Depardieu, la Belgique et la Mordovie

michel lemmensUne nouvelle lettre mystérieuse interceptée par Michel Lemmens

                                                                                                     Bruxelles, le … 2013

Monsieur le Ministre,

Mon cher G…,

Je tiens à vous remercier encore pour votre très aimable invitation à la résidence de cet excellent Vladimir Vassilievitch P…,  qui m’a permis de vous féliciter pour votre nomination à la tête du Ministère de la Culture de …

Que l’occasion vous soit donnée de valoriser ainsi l’héritage culturel de cette grande démocratie, en présence des représentants de la Tch… voisine qui vous doit tant, ne peut que réjouir  tous les amis de la Culture et de la Démocratie.

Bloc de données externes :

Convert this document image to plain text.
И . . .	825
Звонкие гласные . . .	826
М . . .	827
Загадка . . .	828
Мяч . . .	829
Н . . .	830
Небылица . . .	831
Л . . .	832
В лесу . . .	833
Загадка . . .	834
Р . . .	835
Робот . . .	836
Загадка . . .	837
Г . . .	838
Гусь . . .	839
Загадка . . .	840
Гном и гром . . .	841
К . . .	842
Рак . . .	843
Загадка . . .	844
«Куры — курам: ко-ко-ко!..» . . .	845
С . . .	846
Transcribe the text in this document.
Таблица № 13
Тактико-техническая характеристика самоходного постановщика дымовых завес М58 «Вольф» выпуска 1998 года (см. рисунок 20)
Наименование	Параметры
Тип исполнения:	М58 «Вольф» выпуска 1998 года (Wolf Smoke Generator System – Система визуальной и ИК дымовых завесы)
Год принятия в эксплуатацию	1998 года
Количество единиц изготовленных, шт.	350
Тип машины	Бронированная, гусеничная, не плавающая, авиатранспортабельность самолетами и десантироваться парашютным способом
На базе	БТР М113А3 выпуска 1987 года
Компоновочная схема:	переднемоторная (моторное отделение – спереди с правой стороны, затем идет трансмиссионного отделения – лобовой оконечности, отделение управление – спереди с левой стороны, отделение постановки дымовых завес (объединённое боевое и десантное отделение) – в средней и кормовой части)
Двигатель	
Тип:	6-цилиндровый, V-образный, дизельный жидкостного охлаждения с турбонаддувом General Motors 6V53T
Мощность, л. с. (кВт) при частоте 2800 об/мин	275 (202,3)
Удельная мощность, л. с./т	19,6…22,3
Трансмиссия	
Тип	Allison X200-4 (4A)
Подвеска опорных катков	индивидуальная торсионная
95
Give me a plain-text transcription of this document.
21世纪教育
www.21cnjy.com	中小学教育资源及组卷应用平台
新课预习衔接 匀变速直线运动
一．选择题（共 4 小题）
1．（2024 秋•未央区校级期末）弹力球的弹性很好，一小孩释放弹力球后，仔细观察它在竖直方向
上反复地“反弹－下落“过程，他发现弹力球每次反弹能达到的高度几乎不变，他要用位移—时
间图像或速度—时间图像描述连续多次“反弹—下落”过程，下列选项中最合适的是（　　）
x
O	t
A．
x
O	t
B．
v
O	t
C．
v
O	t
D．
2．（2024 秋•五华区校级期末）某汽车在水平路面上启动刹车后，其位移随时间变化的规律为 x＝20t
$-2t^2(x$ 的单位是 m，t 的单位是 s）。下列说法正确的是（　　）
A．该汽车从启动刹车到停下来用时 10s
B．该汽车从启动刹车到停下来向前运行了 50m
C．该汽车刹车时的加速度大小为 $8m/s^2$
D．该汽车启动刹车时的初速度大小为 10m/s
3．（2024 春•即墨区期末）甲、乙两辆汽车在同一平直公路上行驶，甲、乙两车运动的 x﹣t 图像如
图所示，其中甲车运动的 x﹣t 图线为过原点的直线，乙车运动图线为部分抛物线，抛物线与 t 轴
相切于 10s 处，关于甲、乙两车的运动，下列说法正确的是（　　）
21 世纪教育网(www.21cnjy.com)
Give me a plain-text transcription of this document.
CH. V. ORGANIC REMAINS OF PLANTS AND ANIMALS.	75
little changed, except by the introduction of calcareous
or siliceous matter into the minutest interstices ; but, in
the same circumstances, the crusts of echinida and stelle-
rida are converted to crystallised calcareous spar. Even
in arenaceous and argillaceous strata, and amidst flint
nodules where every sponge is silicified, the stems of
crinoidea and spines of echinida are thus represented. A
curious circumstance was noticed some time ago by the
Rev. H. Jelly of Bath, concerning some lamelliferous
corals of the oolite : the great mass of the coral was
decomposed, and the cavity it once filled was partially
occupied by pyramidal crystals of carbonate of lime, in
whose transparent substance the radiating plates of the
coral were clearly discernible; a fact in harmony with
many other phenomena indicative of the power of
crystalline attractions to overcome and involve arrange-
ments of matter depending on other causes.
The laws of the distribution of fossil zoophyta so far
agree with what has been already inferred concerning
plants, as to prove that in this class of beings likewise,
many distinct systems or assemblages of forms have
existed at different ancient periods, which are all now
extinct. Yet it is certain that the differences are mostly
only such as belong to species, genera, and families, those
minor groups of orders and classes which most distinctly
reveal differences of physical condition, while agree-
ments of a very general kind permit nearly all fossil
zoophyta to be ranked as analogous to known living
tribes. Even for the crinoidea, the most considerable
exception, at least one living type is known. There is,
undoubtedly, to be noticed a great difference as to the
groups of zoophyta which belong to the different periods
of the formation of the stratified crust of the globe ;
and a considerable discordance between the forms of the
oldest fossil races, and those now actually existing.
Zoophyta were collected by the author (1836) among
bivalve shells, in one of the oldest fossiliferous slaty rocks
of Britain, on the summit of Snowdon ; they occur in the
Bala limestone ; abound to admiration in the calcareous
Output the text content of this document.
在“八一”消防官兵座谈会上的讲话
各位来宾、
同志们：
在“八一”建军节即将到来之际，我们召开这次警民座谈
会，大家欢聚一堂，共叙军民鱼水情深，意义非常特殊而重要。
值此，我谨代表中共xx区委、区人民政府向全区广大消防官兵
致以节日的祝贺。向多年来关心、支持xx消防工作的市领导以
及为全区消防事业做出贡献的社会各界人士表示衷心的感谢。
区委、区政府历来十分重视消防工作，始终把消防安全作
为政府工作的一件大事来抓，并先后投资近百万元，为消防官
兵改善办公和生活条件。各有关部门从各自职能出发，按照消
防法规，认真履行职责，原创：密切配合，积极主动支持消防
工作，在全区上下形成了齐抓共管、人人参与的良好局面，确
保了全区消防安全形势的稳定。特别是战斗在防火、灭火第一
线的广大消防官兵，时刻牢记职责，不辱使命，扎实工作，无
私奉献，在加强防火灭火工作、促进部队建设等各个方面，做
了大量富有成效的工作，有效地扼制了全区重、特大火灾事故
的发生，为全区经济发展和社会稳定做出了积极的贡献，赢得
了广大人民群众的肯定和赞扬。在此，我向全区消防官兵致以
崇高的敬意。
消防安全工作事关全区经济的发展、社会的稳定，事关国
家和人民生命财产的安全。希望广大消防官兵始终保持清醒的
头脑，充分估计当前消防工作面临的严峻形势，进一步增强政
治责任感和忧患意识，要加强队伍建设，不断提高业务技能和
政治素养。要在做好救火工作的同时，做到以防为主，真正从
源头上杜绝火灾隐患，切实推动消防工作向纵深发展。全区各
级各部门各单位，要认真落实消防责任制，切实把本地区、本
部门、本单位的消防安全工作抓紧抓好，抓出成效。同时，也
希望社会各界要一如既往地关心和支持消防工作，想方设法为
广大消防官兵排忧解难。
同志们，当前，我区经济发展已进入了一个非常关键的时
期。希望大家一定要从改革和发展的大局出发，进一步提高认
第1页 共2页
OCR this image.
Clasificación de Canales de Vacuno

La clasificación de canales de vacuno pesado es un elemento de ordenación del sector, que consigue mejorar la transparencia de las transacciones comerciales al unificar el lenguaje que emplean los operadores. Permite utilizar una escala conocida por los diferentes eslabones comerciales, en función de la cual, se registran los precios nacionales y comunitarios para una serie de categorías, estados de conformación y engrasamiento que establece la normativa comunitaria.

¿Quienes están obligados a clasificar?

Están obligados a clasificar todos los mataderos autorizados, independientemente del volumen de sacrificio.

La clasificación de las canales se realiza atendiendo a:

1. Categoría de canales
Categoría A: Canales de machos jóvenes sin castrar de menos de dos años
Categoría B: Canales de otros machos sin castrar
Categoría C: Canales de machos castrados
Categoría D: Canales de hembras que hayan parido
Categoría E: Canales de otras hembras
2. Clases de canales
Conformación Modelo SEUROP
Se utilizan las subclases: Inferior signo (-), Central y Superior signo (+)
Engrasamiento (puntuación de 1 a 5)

Je me dois cependant de prolonger notre agréable entretien en vous faisant part des difficultés inattendues, petits effets d’une grande cause, que vos récentes initiatives patrimoniales ont suscitées pour mes collègues du Conseil des ministres.

Nos divers gouvernements, et vous savez combien ils sont nombreux, ont en effet ces dernières années développé avec un certain succès une communication intense et diversifiée en vue de convaincre notre population qu’elle vit dans un petit paradis que le monde entier nous envie.

Or votre délocalisation très médiatisée, certes bien malgré vous, a entre autres révélé à mes concitoyens dûment euphorisés que leur pays est en effet un paradis, mais fiscal et seulement pour les plus nantis.

Et voilà ainsi mis à mal trente ans d’efforts de nos gouvernements qui n’ont cessé d’installer, très démocratiquement et avec le concours de toutes les forces politiques, un régime fiscal dans lequel le modeste salarié peut se voir plus lourdement taxé que son « voisin » milliardaire, ou que la multinationale qui l’emploie, s’il a la chance de n’être pas chômeur.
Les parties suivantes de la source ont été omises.